In order for the claim to be accepted, medical and/or scientific evidence must be provided to establish that the condition arose out of their employment, in addition to a diagnosis by a psychiatrist or psychologist.

A presumption under the act provides that, if a worker has been employed in certain occupations and develops a disease or disorder that is recognized as being associated with that occupation, then the condition is presumed to have been due to the nature of their work, unless the contrary is proved. With a presumptive condition, there is no longer a need to prove that a claimant’s disease or disorder is work related.

The proposed legislative amendments will establish a new mental disorder presumption when the condition is a reaction to traumatic events at work. It will apply specifically to first responders: firefighters, police, paramedics, sheriffs and correctional officers.

Currently, seven other Canadian jurisdictions – Alberta, Saskatchewan, Manitoba, Ontario, New Brunswick, Nova Scotia and Yukon – have legislation around PTSD/mental disorder presumptions for workers’ compensation.

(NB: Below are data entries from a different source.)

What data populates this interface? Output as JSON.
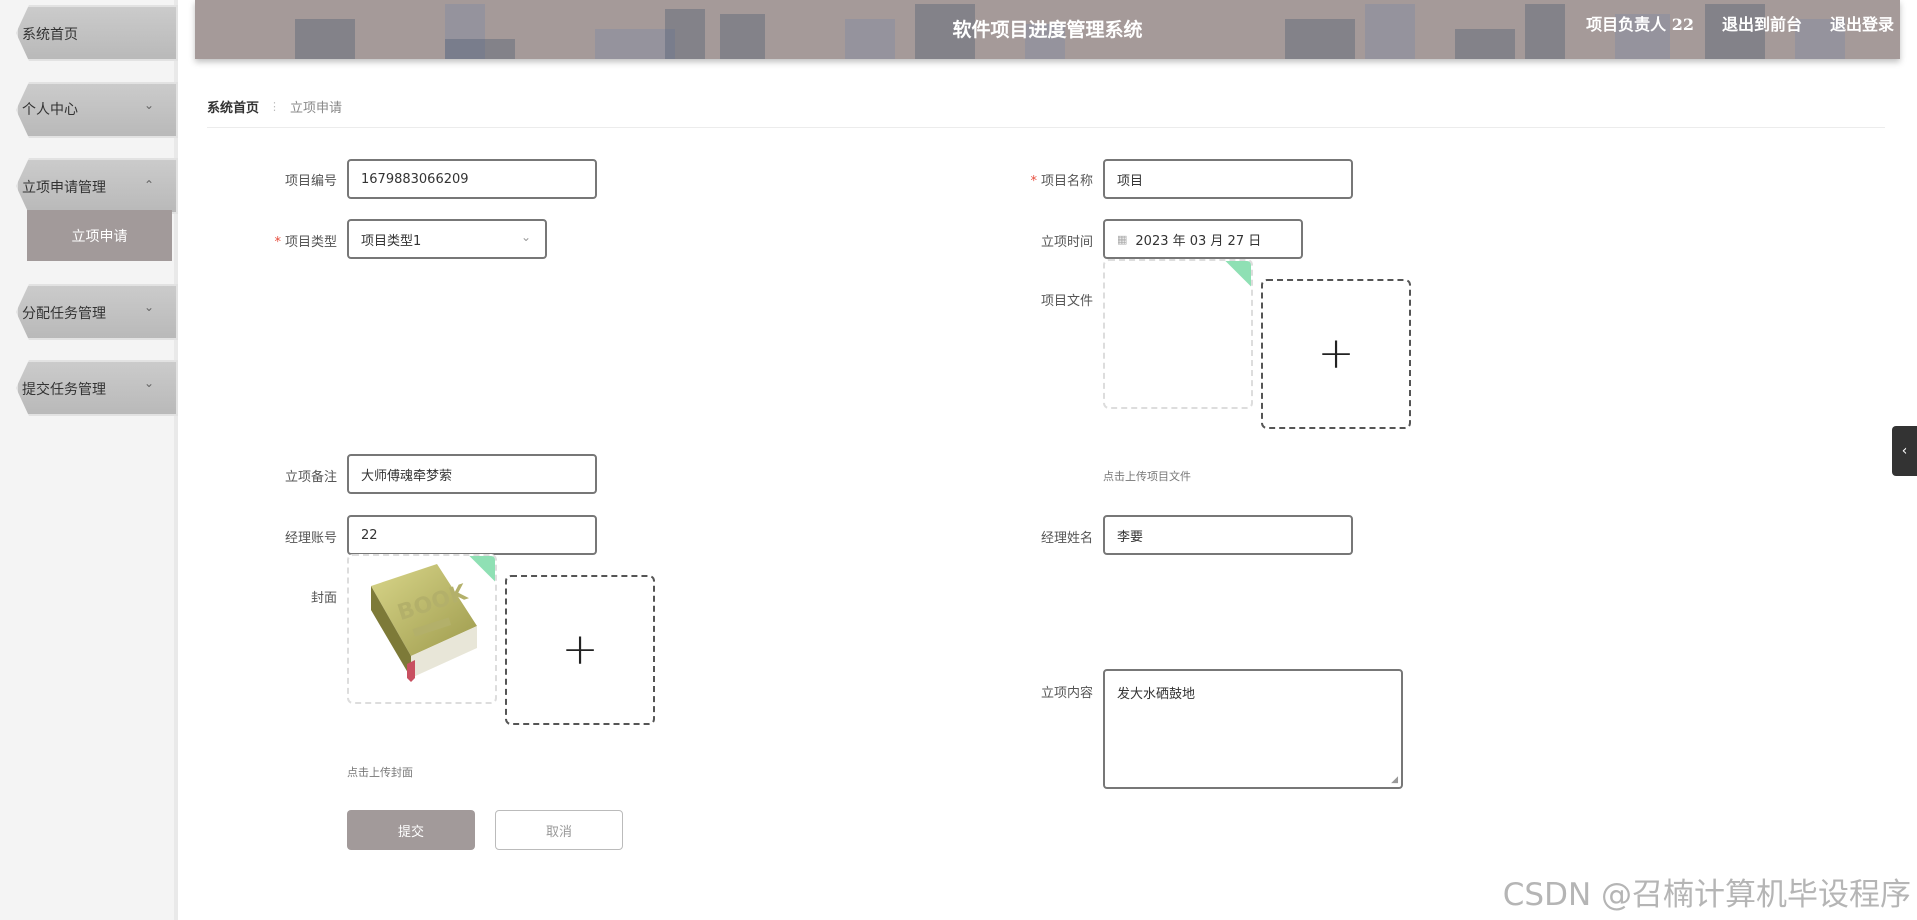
{
  "sidebar": {
    "items": [
      {
        "label": "系统首页",
        "arrow": ""
      },
      {
        "label": "个人中心",
        "arrow": "⌄"
      },
      {
        "label": "立项申请管理",
        "arrow": "⌃"
      },
      {
        "label": "分配任务管理",
        "arrow": "⌄"
      },
      {
        "label": "提交任务管理",
        "arrow": "⌄"
      }
    ],
    "submenu_active": "立项申请"
  },
  "header": {
    "title": "软件项目进度管理系统",
    "user": "项目负责人 22",
    "exit_front": "退出到前台",
    "logout": "退出登录"
  },
  "breadcrumb": {
    "home": "系统首页",
    "separator": "⋮",
    "current": "立项申请"
  },
  "form": {
    "project_no": {
      "label": "项目编号",
      "value": "1679883066209"
    },
    "project_name": {
      "label": "项目名称",
      "value": "项目",
      "required": "*"
    },
    "project_type": {
      "label": "项目类型",
      "value": "项目类型1",
      "required": "*"
    },
    "project_time": {
      "label": "立项时间",
      "value": "2023 年 03 月 27 日"
    },
    "project_file": {
      "label": "项目文件",
      "hint": "点击上传项目文件"
    },
    "remark": {
      "label": "立项备注",
      "value": "大师傅魂牵梦萦"
    },
    "manager_account": {
      "label": "经理账号",
      "value": "22"
    },
    "manager_name": {
      "label": "经理姓名",
      "value": "李要"
    },
    "cover": {
      "label": "封面",
      "hint": "点击上传封面",
      "image_text": "BOOK"
    },
    "content": {
      "label": "立项内容",
      "value": "发大水硒鼓地"
    },
    "submit": "提交",
    "cancel": "取消"
  },
  "icons": {
    "plus": "+",
    "calendar": "▦",
    "chevron": "⌄",
    "side_tab": "‹"
  },
  "watermark": "CSDN @召楠计算机毕设程序"
}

The amendments will expand existing cancer presumptions to federal firefighters employed on military bases. Federal firefighters currently qualify for the heart disease and injury presumptions, but the cancer presumptions have been limited to local government firefighters.

Municipal fire departments combat structural fires that potentially expose them to more carcinogens than other firefighters, such as those dealing with forest fires. This change recognizes that firefighters from military bases may also be exposed to dangerous substances during structural fires, and frequently assist municipalities at off-base incidents.